Other bus drivers recognise the importance of this dispute. “We’re expecting delegations to our next strike from areas as far away as Ayrshire,” a union rep said. Bus drivers attended a meeting of Barnsley trades council on Wednesday of last week to explain details of their case. Delegates were shocked to hear how it took eight strike days to force Stagecoach managers to negotiate over wages. “Stagecoach took us over six years ago and we’ve had very little increase in our wages,” one driver said.

Another added that managers look very tired when they turn up at 5am to operate a scab service on strike days. “They hate it when we strike on a Saturday—it spoils their weekend,” the driver said. An FBU rep told Barnsley trades council how he had boarded a Stagecoach bus by mistake on the first strike day. When he realised there was a strike on, he asked the driver why he was scabbing. “He told me he wasn’t a scab, he was a manager. I told the rest of the bus passengers that the driver was a scab, that I would not travel on a scab bus and was getting off. A load of other passengers got off with me.”  
Few passengers are using Stagecoach buses on strike days. People have visited picket lines to say they were involved in the 1984-85 Miners’ Strike and would never use a bus driven by a scab. Barnsley College lecturers gave money to the drivers’ hardship fund, citing the difference that solidarity had made to their own recent dispute.  
“That gave strength to our members to fight on until we succeeded,” said a UCU rep. “We want the bus drivers to see that they can win.”  

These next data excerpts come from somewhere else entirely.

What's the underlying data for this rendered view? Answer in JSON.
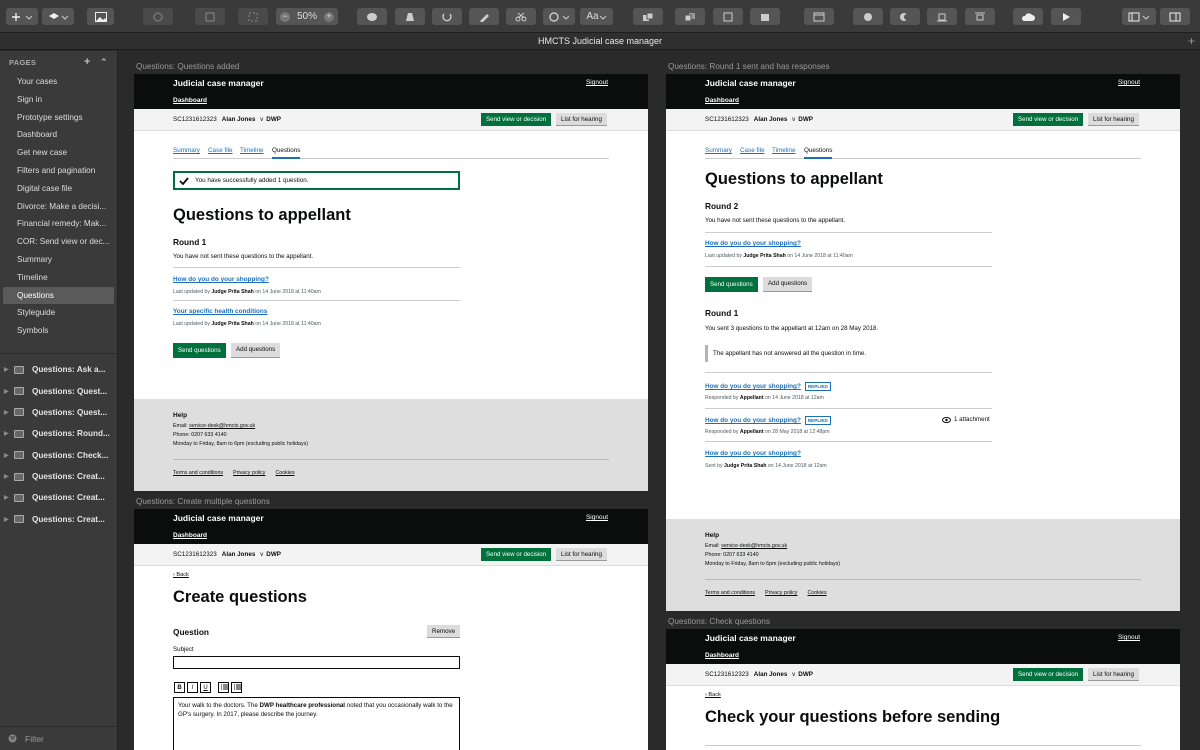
{
  "toolbar": {
    "zoom": "50%",
    "text_button": "Aa"
  },
  "window_title": "HMCTS Judicial case manager",
  "sidebar": {
    "header": "PAGES",
    "pages": [
      "Your cases",
      "Sign in",
      "Prototype settings",
      "Dashboard",
      "Get new case",
      "Filters and pagination",
      "Digital case file",
      "Divorce: Make a decisi...",
      "Financial remedy: Mak...",
      "COR: Send view or dec...",
      "Summary",
      "Timeline",
      "Questions",
      "Styleguide",
      "Symbols"
    ],
    "selected_page": "Questions",
    "artboards": [
      "Questions: Ask a...",
      "Questions: Quest...",
      "Questions: Quest...",
      "Questions: Round...",
      "Questions: Check...",
      "Questions: Creat...",
      "Questions: Creat...",
      "Questions: Creat..."
    ],
    "filter": "Filter"
  },
  "common": {
    "service": "Judicial case manager",
    "signout": "Signout",
    "dashboard": "Dashboard",
    "case_id": "SC1231612323",
    "appellant": "Alan Jones",
    "versus": "v",
    "respondent": "DWP",
    "send_view": "Send view or decision",
    "list_hearing": "List for hearing",
    "tabs": [
      "Summary",
      "Case file",
      "Timeline",
      "Questions"
    ],
    "footer_help": "Help",
    "footer_email_label": "Email:",
    "footer_email": "service-desk@hmcts.gov.uk",
    "footer_phone": "Phone: 0207 633 4140",
    "footer_hours": "Monday to Friday, 8am to 6pm (excluding public holidays)",
    "footer_links": [
      "Terms and conditions",
      "Privacy policy",
      "Cookies"
    ],
    "back": "Back"
  },
  "ab1": {
    "label": "Questions: Questions added",
    "notice": "You have successfully added 1 question.",
    "title": "Questions to appellant",
    "round": "Round 1",
    "round_text": "You have not sent these questions to the appellant.",
    "questions": [
      {
        "title": "How do you do your shopping?",
        "meta_prefix": "Last updated by",
        "who": "Judge Prita Shah",
        "when": "on 14 June 2018 at 11:40am"
      },
      {
        "title": "Your specific health conditions",
        "meta_prefix": "Last updated by",
        "who": "Judge Prita Shah",
        "when": "on 14 June 2018 at 11:40am"
      }
    ],
    "send": "Send questions",
    "add": "Add questions"
  },
  "ab2": {
    "label": "Questions: Round 1 sent and has responses",
    "title": "Questions to appellant",
    "round2": "Round 2",
    "round2_text": "You have not sent these questions to the appellant.",
    "r2_question": {
      "title": "How do you do your shopping?",
      "meta_prefix": "Last updated by",
      "who": "Judge Prita Shah",
      "when": "on 14 June 2018 at 11:40am"
    },
    "send": "Send questions",
    "add": "Add questions",
    "round1": "Round 1",
    "round1_text": "You sent 3 questions to the appellant at 12am on 28 May 2018.",
    "inset": "The appellant has not answered all the question in time.",
    "r1_questions": [
      {
        "title": "How do you do your shopping?",
        "tag": "REPLIED",
        "meta_prefix": "Responded by",
        "who": "Appellant",
        "when": "on 14 June 2018 at 12am"
      },
      {
        "title": "How do you do your shopping?",
        "tag": "REPLIED",
        "meta_prefix": "Responded by",
        "who": "Appellant",
        "when": "on 28 May 2018 at 12:48pm",
        "attachment": "1 attachment"
      },
      {
        "title": "How do you do your shopping?",
        "meta_prefix": "Sent by",
        "who": "Judge Prita Shah",
        "when": "on 14 June 2018 at 12am"
      }
    ]
  },
  "ab3": {
    "label": "Questions: Create multiple questions",
    "title": "Create questions",
    "question_heading": "Question",
    "remove": "Remove",
    "subject_label": "Subject",
    "rte": [
      "B",
      "I",
      "U"
    ],
    "body_pre": "Your walk to the doctors. The ",
    "body_bold": "DWP healthcare professional",
    "body_post": " noted that you occasionally walk to the GP's surgery. In 2017, please describe the journey."
  },
  "ab4": {
    "label": "Questions: Check questions",
    "title": "Check your questions before sending"
  }
}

The trades council voted to organise a demonstration in Barnsley on the first strike day this Saturday. Workers hope to see union branches from around the area turning up with banners: Saturday 4 February, 10.30am, assemble at Barnsley bus station for a rally at the picket line followed by a march through Barnsley town centre.  

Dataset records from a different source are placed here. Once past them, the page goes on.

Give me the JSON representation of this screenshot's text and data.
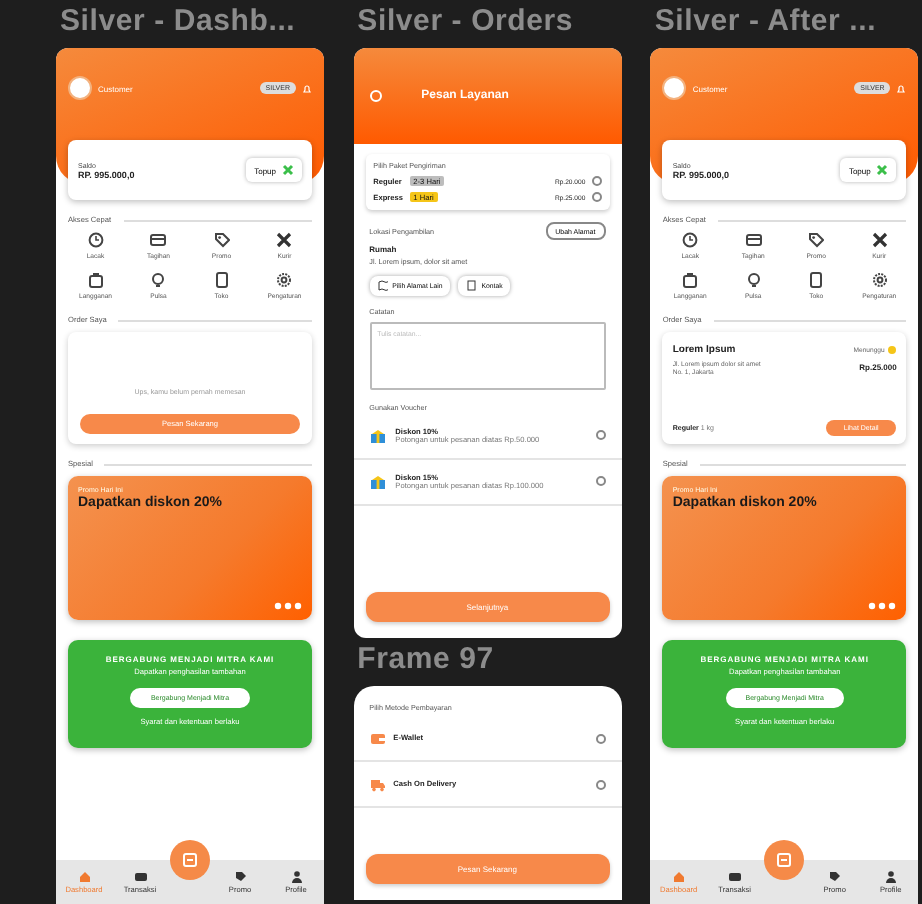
{
  "columns": [
    {
      "frames": [
        {
          "kind": "dashboard",
          "title": "Silver - Dashb...",
          "user": "Customer",
          "badge": "SILVER",
          "balance_label": "Saldo",
          "balance": "RP. 995.000,0",
          "topup": "Topup",
          "quick_title": "Akses Cepat",
          "quick": [
            "Lacak",
            "Tagihan",
            "Promo",
            "Kurir",
            "Langganan",
            "Pulsa",
            "Toko",
            "Pengaturan"
          ],
          "orders_title": "Order Saya",
          "order": {
            "kind": "empty",
            "text": "Ups, kamu belum pernah memesan",
            "button": "Pesan Sekarang"
          },
          "special_title": "Spesial",
          "promo": {
            "subtitle": "Promo Hari Ini",
            "title": "Dapatkan diskon 20%"
          },
          "partner": {
            "title": "BERGABUNG MENJADI MITRA KAMI",
            "subtitle": "Dapatkan penghasilan tambahan",
            "button": "Bergabung Menjadi Mitra",
            "note": "Syarat dan ketentuan berlaku"
          },
          "nav": [
            {
              "label": "Dashboard",
              "selected": true
            },
            {
              "label": "Transaksi",
              "selected": false
            },
            {
              "label": "Promo",
              "selected": false
            },
            {
              "label": "Profile",
              "selected": false
            }
          ]
        }
      ]
    },
    {
      "frames": [
        {
          "kind": "orders",
          "title": "Silver - Orders",
          "header": "Pesan Layanan",
          "package_title": "Pilih Paket Pengiriman",
          "packages": [
            {
              "name": "Reguler",
              "badge": "2-3 Hari",
              "color": "#bdbdbd",
              "price": "Rp.20.000",
              "selected": false
            },
            {
              "name": "Express",
              "badge": "1 Hari",
              "color": "#f5c518",
              "price": "Rp.25.000",
              "selected": false
            }
          ],
          "location_title": "Lokasi Pengambilan",
          "change_button": "Ubah Alamat",
          "place": "Rumah",
          "address": "Jl. Lorem ipsum, dolor sit amet",
          "chips": [
            "Pilih Alamat Lain",
            "Kontak"
          ],
          "note_title": "Catatan",
          "note_placeholder": "Tulis catatan...",
          "voucher_title": "Gunakan Voucher",
          "vouchers": [
            {
              "name": "Diskon 10%",
              "desc": "Potongan untuk pesanan diatas Rp.50.000",
              "selected": false
            },
            {
              "name": "Diskon 15%",
              "desc": "Potongan untuk pesanan diatas Rp.100.000",
              "selected": false
            }
          ],
          "button": "Selanjutnya"
        },
        {
          "kind": "payment",
          "title": "Frame 97",
          "method_title": "Pilih Metode Pembayaran",
          "methods": [
            {
              "kind": "wallet",
              "label": "E-Wallet",
              "selected": false
            },
            {
              "kind": "cash",
              "label": "Cash On Delivery",
              "selected": false
            }
          ],
          "button": "Pesan Sekarang"
        }
      ]
    },
    {
      "frames": [
        {
          "kind": "dashboard",
          "title": "Silver - After ...",
          "user": "Customer",
          "badge": "SILVER",
          "balance_label": "Saldo",
          "balance": "RP. 995.000,0",
          "topup": "Topup",
          "quick_title": "Akses Cepat",
          "quick": [
            "Lacak",
            "Tagihan",
            "Promo",
            "Kurir",
            "Langganan",
            "Pulsa",
            "Toko",
            "Pengaturan"
          ],
          "orders_title": "Order Saya",
          "order": {
            "kind": "active",
            "title": "Lorem Ipsum",
            "status": "Menunggu",
            "color": "#f5c518",
            "address": "Jl. Lorem ipsum dolor sit amet",
            "address2": "No. 1, Jakarta",
            "price": "Rp.25.000",
            "service_label": "Reguler",
            "service": "1 kg",
            "button": "Lihat Detail"
          },
          "special_title": "Spesial",
          "promo": {
            "subtitle": "Promo Hari Ini",
            "title": "Dapatkan diskon 20%"
          },
          "partner": {
            "title": "BERGABUNG MENJADI MITRA KAMI",
            "subtitle": "Dapatkan penghasilan tambahan",
            "button": "Bergabung Menjadi Mitra",
            "note": "Syarat dan ketentuan berlaku"
          },
          "nav": [
            {
              "label": "Dashboard",
              "selected": true
            },
            {
              "label": "Transaksi",
              "selected": false
            },
            {
              "label": "Promo",
              "selected": false
            },
            {
              "label": "Profile",
              "selected": false
            }
          ]
        }
      ]
    }
  ]
}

Messages of support should be emailed to Barnsley Unite branch secretary Tony Rushforth at a-rushforth@sky.com Cheques should be made payable to TGWU 9/9 Barnsley and sent to A Rushforth, 45 Tune Street, Wombwell, Barnsley S73 8PX

Cyprus: drivers on indefinite strike

Bus drivers across Cyprus began an indefinite strike today because they have not been paid their wages for January. They are caught in the middle of a dispute between the bus operators and the state. 

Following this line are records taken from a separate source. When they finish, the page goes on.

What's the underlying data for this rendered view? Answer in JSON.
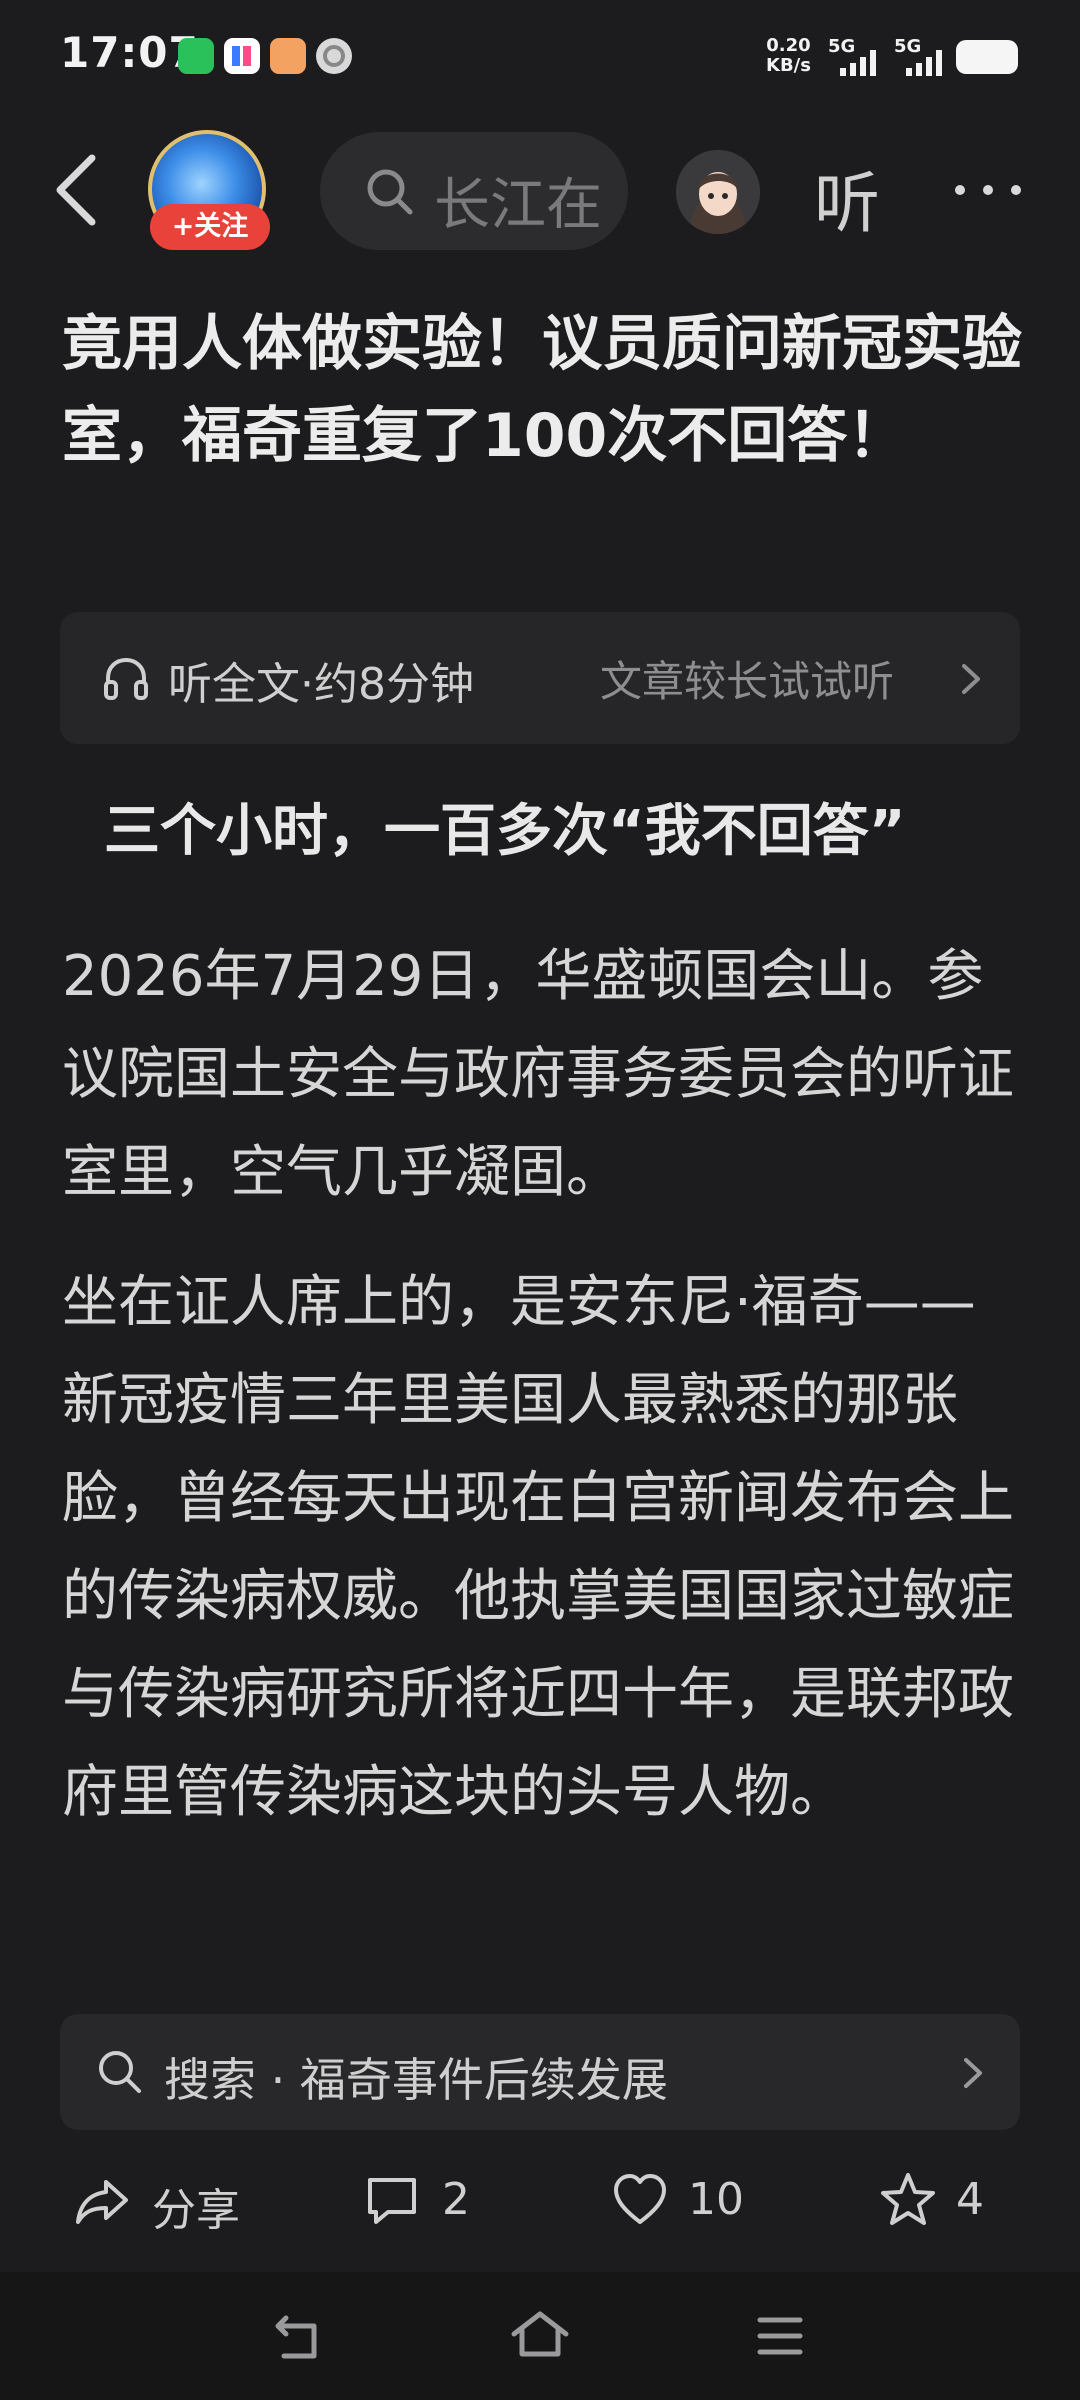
{
  "status_bar": {
    "time": "17:07",
    "apps": [
      "wechat-app-icon",
      "kwai-app-icon",
      "douyin-app-icon",
      "settings-app-icon"
    ],
    "net_speed_value": "0.20",
    "net_speed_unit": "KB/s",
    "signal_1_label": "5G",
    "signal_2_label": "5G"
  },
  "nav": {
    "follow_label": "+关注",
    "search_placeholder": "长江在",
    "listen_label": "听"
  },
  "article": {
    "title": "竟用人体做实验！议员质问新冠实验室，福奇重复了100次不回答！",
    "listen_bar": {
      "left_text": "听全文·约8分钟",
      "right_text": "文章较长试试听"
    },
    "subheading": "三个小时，一百多次“我不回答”",
    "paragraphs": [
      "2026年7月29日，华盛顿国会山。参议院国土安全与政府事务委员会的听证室里，空气几乎凝固。",
      "坐在证人席上的，是安东尼·福奇——新冠疫情三年里美国人最熟悉的那张脸，曾经每天出现在白宫新闻发布会上的传染病权威。他执掌美国国家过敏症与传染病研究所将近四十年，是联邦政府里管传染病这块的头号人物。"
    ]
  },
  "search_suggestion": {
    "text": "搜索 · 福奇事件后续发展"
  },
  "actions": {
    "share_label": "分享",
    "comment_count": "2",
    "like_count": "10",
    "favorite_count": "4"
  },
  "colors": {
    "background": "#1c1c1e",
    "follow_badge": "#e9423a",
    "card": "#262628"
  }
}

The operators claim the government has not paid them the agreed subsidies and in turn they have no cash to pay their employees. The government says it has transferred enough cash for the companies to pay staff and accused them of using strike action as leverage to get more money. 
Communications Minister Efthymios Flourentzos said €4.0 million had been transferred into the companies’ accounts yesterday, an amount that “is more than enough to pay any obligations to the bus drivers”. The minister said €710,000 went to Nicosia, €1.5 million to Limassol, €250,000 to Paphos and the rest to the two companies in Larnaca and Famagusta.